Tell us which reports you produce, the source systems involved, and the manual effort in the current process. We will scope the automation.

  • Data Engineering -- data pipelines and governed data infrastructure for regulatory reporting

  • Business Intelligence -- BI dashboards and analytics alongside regulatory reporting systems

Frequently asked questions

Regulatory reports that automate well share a common structure: they are derived from operational data using defined formulas or aggregation rules, they follow a prescribed format, and they run on a fixed schedule. In financial services: capital adequacy reports (COREP, DFAST stress testing), liquidity reports (LCR, NSFR), transaction reporting (MiFID II, EMIR), and anti-money laundering suspicious activity reports. In healthcare: CMS quality measure reporting, Meaningful Use attestation, and payer-specific encounter data submissions. In other regulated industries: environmental emissions reports, workplace safety incident reports, and sector-specific regulatory filings. Reports that require significant narrative judgment from a subject matter expert -- qualitative risk assessments, board attestations -- automate at the data gathering and formatting layer while preserving the human sign-off step. Reports that are purely computational automate end-to-end.

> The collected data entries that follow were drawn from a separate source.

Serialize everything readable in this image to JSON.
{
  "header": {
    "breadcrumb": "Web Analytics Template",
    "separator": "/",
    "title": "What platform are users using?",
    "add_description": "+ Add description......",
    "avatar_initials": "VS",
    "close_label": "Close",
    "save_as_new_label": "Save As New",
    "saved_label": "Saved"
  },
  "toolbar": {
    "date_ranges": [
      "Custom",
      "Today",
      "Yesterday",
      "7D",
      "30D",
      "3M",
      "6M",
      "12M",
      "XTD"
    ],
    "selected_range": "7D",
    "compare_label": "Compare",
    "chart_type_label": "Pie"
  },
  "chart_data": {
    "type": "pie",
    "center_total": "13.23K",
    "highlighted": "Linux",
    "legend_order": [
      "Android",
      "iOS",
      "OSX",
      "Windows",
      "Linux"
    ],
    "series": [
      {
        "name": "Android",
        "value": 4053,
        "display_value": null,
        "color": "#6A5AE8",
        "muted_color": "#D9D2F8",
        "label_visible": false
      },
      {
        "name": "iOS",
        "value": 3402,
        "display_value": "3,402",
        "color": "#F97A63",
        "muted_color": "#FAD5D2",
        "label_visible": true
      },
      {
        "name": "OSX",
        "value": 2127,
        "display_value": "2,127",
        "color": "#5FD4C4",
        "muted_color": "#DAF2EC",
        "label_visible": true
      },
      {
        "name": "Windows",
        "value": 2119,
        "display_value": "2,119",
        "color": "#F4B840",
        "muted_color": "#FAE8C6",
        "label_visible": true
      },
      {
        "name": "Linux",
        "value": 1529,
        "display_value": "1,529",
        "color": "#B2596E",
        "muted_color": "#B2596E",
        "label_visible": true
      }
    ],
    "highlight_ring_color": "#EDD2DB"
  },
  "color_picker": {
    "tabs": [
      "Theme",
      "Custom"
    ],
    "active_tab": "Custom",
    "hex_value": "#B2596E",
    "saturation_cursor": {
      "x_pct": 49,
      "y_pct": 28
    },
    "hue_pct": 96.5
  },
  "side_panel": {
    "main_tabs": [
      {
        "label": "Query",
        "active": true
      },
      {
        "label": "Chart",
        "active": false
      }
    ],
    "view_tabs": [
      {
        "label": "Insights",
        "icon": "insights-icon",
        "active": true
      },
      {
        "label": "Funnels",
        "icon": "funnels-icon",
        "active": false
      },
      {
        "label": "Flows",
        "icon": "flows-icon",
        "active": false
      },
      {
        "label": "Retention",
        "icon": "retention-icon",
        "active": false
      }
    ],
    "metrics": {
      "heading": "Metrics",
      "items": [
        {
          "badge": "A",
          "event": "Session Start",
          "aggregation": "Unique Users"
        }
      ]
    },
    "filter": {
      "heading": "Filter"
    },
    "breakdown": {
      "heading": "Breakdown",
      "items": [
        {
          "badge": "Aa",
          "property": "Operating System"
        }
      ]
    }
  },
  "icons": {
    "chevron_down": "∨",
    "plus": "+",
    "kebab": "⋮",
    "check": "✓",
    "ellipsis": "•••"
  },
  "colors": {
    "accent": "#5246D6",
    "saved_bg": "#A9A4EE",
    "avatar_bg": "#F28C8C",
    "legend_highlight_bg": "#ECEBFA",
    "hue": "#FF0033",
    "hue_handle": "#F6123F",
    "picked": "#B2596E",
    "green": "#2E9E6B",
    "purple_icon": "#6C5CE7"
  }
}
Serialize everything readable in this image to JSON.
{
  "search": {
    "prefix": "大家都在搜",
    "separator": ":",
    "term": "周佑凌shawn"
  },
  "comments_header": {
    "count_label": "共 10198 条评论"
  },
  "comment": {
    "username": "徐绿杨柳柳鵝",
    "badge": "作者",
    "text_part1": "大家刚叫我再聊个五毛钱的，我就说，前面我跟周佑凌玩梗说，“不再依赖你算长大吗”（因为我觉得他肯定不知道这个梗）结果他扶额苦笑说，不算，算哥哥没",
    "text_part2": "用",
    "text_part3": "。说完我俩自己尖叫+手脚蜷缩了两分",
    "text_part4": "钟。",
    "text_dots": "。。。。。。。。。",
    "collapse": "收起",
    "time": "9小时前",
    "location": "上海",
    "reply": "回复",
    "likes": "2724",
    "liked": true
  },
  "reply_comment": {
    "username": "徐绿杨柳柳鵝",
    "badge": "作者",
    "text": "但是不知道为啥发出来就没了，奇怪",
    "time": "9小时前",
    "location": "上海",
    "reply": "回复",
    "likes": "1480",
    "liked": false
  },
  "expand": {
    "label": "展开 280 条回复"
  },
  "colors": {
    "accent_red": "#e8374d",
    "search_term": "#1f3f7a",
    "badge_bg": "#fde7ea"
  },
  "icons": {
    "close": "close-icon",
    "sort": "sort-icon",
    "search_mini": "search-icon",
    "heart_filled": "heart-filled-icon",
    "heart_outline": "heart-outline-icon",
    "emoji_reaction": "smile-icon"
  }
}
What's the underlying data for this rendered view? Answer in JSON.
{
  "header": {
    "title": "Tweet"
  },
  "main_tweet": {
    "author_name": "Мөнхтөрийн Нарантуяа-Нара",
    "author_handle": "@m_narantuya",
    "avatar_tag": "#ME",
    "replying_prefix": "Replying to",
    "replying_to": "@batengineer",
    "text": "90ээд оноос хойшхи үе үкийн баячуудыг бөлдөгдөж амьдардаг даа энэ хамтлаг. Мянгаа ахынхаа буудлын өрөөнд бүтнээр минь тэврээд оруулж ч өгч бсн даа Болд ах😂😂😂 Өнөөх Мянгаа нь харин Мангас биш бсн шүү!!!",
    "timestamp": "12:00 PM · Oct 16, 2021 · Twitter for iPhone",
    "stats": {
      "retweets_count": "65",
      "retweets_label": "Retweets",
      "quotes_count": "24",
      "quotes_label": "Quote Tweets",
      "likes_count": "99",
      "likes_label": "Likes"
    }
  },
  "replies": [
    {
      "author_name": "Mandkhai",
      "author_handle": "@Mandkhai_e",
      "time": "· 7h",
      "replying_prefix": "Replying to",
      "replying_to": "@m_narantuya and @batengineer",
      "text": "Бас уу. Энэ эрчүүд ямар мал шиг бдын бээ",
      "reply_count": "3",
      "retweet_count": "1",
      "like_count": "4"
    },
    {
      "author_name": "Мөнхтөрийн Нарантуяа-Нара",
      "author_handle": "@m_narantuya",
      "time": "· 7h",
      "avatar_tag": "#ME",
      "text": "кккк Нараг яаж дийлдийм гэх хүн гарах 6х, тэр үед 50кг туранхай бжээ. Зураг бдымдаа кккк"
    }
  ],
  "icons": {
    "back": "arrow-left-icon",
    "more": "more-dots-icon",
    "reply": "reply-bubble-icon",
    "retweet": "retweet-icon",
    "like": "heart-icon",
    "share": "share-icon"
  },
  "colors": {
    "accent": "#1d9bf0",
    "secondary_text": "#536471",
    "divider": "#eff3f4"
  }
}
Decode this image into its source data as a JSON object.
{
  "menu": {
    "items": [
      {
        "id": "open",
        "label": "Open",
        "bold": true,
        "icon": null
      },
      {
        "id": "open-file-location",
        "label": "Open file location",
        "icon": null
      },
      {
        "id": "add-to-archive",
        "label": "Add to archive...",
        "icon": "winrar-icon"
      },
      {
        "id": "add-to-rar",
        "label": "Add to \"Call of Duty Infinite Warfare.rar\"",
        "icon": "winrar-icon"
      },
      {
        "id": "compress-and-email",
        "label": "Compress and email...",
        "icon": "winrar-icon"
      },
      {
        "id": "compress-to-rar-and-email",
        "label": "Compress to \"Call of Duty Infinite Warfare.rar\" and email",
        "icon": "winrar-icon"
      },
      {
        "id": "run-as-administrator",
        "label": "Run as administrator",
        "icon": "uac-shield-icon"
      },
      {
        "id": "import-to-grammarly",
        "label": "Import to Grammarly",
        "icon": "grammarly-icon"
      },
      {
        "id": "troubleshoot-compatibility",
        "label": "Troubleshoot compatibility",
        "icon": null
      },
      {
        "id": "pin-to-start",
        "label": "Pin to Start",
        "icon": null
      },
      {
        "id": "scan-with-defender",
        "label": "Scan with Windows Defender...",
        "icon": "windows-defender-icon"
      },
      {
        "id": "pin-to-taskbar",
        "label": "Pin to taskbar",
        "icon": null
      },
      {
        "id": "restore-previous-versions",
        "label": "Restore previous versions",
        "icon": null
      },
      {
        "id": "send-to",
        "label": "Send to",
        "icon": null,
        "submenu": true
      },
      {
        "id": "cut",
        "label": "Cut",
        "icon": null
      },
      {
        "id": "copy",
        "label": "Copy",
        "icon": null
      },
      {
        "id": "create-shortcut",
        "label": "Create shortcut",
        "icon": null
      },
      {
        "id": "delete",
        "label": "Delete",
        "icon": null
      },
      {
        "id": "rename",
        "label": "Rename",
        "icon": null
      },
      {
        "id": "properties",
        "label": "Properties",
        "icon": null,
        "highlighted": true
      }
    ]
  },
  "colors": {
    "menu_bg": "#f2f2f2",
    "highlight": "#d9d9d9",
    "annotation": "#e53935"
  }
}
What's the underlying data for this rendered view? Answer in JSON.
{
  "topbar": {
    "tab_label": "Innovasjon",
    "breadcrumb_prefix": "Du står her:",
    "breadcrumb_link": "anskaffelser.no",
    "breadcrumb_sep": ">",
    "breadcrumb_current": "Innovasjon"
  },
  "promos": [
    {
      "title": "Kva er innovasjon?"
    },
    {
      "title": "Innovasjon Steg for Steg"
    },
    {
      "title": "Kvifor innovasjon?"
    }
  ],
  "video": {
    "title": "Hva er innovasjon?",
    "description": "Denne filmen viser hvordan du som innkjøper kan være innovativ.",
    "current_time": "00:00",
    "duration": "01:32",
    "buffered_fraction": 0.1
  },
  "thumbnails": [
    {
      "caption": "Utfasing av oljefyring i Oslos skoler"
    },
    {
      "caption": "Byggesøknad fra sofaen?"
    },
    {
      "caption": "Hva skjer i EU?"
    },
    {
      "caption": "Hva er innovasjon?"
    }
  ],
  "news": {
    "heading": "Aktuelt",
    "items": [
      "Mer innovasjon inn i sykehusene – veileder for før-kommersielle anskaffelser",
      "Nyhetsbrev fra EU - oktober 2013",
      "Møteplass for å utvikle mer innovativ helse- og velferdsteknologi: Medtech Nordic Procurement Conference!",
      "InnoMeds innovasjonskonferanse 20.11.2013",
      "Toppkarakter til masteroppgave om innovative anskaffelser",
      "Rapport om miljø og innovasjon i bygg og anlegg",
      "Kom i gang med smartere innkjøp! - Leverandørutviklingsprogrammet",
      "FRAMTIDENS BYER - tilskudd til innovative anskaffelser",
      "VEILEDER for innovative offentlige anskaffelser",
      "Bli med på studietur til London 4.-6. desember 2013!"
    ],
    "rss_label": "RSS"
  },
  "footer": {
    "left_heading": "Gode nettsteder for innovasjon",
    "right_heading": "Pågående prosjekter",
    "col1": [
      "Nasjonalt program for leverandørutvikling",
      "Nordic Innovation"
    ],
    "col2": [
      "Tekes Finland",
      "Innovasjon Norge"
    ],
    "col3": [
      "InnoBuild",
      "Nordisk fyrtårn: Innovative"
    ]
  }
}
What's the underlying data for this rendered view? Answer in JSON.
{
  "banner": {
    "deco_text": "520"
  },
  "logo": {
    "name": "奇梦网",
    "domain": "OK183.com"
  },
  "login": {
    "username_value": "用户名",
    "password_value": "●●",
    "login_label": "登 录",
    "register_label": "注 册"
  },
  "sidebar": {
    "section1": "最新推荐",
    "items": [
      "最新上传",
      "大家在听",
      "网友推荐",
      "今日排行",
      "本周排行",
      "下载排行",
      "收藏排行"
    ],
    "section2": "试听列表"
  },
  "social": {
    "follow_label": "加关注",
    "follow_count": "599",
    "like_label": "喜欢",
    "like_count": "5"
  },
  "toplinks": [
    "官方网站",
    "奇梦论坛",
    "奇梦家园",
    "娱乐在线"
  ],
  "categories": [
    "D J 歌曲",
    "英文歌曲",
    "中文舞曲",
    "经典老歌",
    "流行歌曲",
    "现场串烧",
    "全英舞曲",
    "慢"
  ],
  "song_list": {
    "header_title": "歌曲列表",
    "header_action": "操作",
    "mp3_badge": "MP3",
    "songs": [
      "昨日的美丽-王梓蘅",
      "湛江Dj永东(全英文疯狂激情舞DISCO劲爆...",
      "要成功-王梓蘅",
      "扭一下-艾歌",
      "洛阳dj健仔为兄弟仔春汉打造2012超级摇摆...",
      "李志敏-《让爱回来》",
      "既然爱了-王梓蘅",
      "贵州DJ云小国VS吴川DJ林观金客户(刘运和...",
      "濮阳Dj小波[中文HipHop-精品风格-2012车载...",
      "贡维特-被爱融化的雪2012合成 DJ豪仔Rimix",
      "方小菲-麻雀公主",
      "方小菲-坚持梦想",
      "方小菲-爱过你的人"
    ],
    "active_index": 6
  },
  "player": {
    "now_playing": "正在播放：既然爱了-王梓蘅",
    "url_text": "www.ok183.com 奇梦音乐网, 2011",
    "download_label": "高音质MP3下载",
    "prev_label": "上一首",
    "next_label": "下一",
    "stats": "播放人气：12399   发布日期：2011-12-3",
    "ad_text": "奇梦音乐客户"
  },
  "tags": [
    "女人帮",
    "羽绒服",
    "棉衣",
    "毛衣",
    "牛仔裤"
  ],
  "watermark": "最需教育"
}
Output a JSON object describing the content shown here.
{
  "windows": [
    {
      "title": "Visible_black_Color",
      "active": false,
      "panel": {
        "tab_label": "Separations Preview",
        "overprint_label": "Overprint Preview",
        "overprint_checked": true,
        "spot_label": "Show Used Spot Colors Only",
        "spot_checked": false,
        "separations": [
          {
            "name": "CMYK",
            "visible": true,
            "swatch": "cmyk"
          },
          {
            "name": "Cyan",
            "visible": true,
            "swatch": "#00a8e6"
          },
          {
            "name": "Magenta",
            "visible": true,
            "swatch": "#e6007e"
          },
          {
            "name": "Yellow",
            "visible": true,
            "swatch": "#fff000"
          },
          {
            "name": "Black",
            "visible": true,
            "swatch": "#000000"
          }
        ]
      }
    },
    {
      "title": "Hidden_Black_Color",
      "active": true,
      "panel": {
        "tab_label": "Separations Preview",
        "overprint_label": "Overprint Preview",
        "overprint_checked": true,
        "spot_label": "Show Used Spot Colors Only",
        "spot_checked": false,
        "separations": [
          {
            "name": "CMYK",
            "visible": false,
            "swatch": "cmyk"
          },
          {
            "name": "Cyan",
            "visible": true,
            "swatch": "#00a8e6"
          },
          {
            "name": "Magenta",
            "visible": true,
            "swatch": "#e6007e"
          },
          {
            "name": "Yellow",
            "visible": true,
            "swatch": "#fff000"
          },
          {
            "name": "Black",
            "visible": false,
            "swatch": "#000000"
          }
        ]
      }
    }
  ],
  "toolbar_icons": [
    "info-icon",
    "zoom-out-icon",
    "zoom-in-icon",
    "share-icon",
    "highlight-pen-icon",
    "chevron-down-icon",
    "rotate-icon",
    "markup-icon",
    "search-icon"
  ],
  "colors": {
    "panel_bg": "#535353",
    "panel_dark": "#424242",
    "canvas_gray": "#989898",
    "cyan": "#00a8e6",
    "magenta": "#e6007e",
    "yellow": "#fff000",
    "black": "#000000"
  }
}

Regulatory formulas change. Capital requirement calculations are updated by regulators periodically. Reporting thresholds shift. New line items are added to existing report formats. Building formula changes into the code as hardcoded logic means every change requires a developer and a deployment. We build the calculation engine with configurable formula definitions: the regulatory formula is defined in a rules configuration layer that non-developer compliance staff can update -- or that a developer can update quickly without touching the core system. When a formula change is published by the regulator, the change is implemented in the configuration layer, validated against the new expected output, and deployed before the next reporting cycle. The system also maintains the historical formula definitions so reports from previous periods can be reproduced using the formula that was in effect at the time, not the current formula.

Parallel running is the standard approach for validating a new automated reporting system before it replaces the manual process. We run both the automated system and the manual process for the same reporting period simultaneously, then compare the outputs line by line. Any discrepancy is a signal to investigate: it is either a data extraction issue (the automated system pulled different data than the manual process used), a formula implementation issue (the calculation in the system does not match the regulatory formula), or a data quality issue in the source systems (the automated system exposes data problems that the manual process was inadvertently masking). We run parallel cycles until the automated output matches the manual output with zero unexplained discrepancies. Only then is the automated system used for submission. The parallel running period is typically 2-3 reporting cycles, though it depends on reporting frequency and the complexity of the reconciliation.

Regulatory reporting automation cost depends on three factors: the number of distinct reports being automated, the number of source systems the data must be extracted from, and whether the reports require a bespoke calculation engine or follow a simpler data aggregation and formatting pattern. Simpler automation -- one or two reports, data from one or two source systems, straightforward aggregation rules -- typically runs $30,000 to $50,000. Complex implementations covering multiple reports across different regulatory frameworks, data from five or more source systems, bespoke calculation engines for complex formulas, and multi-regulator submission management typically run $70,000 to $100,000. We scope every project based on a discovery engagement that documents the reports required, the source data systems, the calculation methodology, and the submission format requirements.